Scotts Miracle-Gro Reflects Housing Sensitivity

Scotts Miracle-Gro has been the weakest performer among the five, down roughly 10% over the past year. The company’s business is tied closely to housing activity, home improvement spending, and seasonal consumer demand.

Higher mortgage rates slowed housing turnover and discretionary lawn spending in recent years. If rate cuts materialize and housing activity stabilizes, Scotts could benefit from renewed consumer spending on outdoor projects and landscaping.

However, this remains one of the more economically sensitive names in the group.

Why Cyclicals Matter for Investors Right Now

Cyclical stocks often outperform during the middle phase of economic expansions, when growth broadens beyond defensive and mega-cap technology sectors. If the Fed begins easing policy while inflation remains controlled, capital could rotate into industrials, materials, transportation, and consumer discretionary stocks.

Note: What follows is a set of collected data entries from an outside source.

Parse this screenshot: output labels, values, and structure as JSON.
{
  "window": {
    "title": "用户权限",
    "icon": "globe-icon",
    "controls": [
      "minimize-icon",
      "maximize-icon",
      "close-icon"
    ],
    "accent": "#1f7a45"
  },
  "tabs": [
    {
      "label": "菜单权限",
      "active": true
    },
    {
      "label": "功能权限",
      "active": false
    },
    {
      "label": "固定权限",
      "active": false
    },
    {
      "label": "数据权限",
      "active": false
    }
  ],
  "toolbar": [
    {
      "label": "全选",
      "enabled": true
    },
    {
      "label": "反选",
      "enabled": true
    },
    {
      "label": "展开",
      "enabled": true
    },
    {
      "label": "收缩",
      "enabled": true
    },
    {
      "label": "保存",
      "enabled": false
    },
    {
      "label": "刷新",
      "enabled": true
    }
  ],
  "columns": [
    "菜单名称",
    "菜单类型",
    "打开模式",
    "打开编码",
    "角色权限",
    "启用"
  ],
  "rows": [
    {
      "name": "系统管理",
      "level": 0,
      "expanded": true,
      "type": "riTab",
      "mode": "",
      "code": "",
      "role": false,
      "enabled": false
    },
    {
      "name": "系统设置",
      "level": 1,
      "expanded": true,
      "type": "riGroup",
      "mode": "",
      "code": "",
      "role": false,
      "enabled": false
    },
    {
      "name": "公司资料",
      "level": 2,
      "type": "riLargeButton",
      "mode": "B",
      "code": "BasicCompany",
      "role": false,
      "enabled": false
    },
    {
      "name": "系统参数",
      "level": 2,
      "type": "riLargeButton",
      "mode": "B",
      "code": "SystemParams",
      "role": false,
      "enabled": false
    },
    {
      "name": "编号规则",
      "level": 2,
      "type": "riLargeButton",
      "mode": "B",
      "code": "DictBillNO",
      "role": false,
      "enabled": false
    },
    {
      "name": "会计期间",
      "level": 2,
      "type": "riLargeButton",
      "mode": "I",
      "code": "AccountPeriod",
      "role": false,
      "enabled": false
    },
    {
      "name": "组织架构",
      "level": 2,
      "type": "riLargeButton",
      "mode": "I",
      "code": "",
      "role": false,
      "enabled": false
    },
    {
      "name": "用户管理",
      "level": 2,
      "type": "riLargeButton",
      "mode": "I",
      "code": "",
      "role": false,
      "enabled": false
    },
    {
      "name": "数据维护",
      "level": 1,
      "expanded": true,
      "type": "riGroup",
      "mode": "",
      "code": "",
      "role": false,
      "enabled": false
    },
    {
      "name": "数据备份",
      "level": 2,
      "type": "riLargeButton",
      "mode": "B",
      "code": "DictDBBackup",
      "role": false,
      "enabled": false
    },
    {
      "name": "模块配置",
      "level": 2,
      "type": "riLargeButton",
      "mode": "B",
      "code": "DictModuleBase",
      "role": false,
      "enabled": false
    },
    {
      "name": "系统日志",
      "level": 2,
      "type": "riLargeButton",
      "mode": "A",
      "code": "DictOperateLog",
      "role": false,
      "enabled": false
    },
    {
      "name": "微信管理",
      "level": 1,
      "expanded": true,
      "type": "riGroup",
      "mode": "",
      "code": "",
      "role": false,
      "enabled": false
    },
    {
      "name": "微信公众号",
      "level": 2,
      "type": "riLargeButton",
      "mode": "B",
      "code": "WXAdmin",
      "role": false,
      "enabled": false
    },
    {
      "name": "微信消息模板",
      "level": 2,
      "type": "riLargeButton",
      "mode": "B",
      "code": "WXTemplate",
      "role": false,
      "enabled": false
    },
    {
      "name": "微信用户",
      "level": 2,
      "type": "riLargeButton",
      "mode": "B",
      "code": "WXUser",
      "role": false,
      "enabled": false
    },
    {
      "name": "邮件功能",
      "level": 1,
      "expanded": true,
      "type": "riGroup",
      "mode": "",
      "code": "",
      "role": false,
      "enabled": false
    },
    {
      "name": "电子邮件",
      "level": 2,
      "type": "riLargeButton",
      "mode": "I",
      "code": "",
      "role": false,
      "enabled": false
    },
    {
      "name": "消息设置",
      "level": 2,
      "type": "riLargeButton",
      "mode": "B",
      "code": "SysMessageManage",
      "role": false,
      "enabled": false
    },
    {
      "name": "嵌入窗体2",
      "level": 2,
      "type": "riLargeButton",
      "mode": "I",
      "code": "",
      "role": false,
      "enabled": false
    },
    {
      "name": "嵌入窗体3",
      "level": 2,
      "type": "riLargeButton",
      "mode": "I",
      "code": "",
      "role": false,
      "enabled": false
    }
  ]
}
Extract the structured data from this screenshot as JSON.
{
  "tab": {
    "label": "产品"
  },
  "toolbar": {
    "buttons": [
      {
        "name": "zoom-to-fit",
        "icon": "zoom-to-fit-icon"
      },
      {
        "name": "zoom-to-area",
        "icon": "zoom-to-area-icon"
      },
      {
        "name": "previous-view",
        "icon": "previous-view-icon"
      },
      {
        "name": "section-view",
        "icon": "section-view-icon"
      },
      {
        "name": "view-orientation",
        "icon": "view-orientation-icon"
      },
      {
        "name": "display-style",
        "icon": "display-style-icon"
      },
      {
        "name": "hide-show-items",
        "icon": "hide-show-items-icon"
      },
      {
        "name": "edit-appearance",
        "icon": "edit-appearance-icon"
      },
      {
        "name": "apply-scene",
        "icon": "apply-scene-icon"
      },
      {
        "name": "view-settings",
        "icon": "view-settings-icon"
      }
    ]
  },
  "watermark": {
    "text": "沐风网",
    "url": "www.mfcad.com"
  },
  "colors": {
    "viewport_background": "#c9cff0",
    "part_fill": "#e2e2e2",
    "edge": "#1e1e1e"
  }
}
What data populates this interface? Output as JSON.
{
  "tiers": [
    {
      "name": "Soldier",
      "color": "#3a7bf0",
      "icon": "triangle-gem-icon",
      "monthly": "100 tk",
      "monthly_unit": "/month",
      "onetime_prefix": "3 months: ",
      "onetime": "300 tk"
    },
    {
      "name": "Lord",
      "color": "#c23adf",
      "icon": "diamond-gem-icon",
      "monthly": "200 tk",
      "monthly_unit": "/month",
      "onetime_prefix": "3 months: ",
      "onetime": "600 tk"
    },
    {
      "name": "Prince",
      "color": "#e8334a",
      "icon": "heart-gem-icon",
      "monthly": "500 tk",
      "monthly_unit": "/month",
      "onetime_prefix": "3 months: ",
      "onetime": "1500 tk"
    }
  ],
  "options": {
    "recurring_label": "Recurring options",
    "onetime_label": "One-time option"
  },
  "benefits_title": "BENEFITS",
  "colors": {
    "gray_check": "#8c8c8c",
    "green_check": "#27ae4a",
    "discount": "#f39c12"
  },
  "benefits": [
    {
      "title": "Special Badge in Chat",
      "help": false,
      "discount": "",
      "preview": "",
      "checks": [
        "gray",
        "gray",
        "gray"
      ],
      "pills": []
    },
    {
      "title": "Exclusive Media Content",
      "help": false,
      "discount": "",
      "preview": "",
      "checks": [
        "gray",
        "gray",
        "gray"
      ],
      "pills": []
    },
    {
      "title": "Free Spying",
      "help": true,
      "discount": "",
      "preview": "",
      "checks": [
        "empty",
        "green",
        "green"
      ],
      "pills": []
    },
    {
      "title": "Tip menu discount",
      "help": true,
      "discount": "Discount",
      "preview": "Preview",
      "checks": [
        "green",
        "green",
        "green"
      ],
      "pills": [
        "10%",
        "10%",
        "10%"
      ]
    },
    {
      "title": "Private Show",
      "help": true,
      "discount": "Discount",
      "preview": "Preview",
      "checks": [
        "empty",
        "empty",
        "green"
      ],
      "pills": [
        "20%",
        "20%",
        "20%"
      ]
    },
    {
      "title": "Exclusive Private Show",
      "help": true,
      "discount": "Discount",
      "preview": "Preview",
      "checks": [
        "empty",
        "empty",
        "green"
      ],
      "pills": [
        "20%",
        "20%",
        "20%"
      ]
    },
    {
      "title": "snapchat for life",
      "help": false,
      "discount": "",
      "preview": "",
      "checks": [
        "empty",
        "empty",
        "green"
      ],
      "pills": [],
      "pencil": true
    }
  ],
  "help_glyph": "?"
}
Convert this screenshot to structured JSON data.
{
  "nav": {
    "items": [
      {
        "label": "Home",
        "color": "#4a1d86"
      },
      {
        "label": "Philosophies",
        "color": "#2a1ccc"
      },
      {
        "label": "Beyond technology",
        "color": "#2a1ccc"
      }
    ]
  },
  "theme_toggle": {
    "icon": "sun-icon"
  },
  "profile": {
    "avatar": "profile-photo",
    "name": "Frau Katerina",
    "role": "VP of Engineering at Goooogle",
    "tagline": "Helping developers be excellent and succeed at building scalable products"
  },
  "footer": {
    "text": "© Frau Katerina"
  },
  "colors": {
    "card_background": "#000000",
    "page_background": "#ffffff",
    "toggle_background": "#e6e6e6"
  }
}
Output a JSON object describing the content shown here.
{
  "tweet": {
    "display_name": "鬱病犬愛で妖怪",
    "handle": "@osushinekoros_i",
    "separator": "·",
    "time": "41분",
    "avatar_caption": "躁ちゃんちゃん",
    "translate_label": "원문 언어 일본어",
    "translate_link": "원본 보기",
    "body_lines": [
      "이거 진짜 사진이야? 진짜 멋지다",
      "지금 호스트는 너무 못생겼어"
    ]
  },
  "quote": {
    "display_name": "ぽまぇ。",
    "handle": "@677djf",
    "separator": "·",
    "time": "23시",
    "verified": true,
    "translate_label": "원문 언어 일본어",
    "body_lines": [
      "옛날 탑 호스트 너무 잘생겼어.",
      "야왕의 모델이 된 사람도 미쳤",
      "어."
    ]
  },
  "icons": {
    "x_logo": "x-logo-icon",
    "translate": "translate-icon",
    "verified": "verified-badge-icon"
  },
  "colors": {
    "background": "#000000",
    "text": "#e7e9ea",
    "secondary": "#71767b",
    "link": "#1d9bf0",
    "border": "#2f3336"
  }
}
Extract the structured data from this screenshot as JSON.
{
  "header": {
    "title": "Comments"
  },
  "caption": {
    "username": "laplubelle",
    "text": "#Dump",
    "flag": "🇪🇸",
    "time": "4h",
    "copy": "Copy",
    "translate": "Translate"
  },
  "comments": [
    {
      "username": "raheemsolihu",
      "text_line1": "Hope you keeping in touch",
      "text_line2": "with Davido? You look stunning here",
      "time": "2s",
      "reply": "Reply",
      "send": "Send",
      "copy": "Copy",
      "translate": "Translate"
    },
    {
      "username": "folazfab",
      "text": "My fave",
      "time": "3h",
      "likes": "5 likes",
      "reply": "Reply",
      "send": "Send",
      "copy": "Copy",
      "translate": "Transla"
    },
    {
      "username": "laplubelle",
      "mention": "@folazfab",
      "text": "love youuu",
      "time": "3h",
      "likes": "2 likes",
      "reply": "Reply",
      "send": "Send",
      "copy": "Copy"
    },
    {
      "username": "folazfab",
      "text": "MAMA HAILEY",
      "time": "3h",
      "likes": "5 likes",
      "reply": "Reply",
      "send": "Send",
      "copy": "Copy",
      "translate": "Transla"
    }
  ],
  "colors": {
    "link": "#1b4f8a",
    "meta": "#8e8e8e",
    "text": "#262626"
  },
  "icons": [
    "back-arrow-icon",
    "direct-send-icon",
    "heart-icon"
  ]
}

Investors should also consider the following macro factors:

  • Infrastructure spending and reshoring initiatives continue supporting industrial demand.
  • Commodity supply discipline may keep pricing firm in energy and metals.
  • Corporate earnings growth could broaden beyond technology leaders.
  • Global trade stabilization may support logistics and manufacturing volumes.

That said, cyclical investing carries risk. A sudden economic slowdown, geopolitical shocks, or renewed inflation pressures could delay rate cuts and pressure growth-sensitive stocks.

Bottom Line for Investors

Jefferies’ outlook reflects a growing consensus that economic momentum is improving and that cyclicals may be undervalued relative to their earnings potential in 2026 and beyond. Stocks like Albemarle, XPO, Microchip Technology, Hasbro, and Scotts Miracle-Gro offer different ways to express that view across commodities, logistics, industrial technology, consumer spending, and housing.

For investors, the key takeaway is not simply to chase recent performance but to assess whether the macro environment supports broader earnings growth and margin expansion. Cyclical stocks can deliver outsized returns during favorable economic cycles, but timing, diversification, and risk management remain essential.

If the economy continues to strengthen and the Federal Reserve begins easing policy as expected, cyclicals could become one of the more compelling areas of the market over the next 12 to 24 months.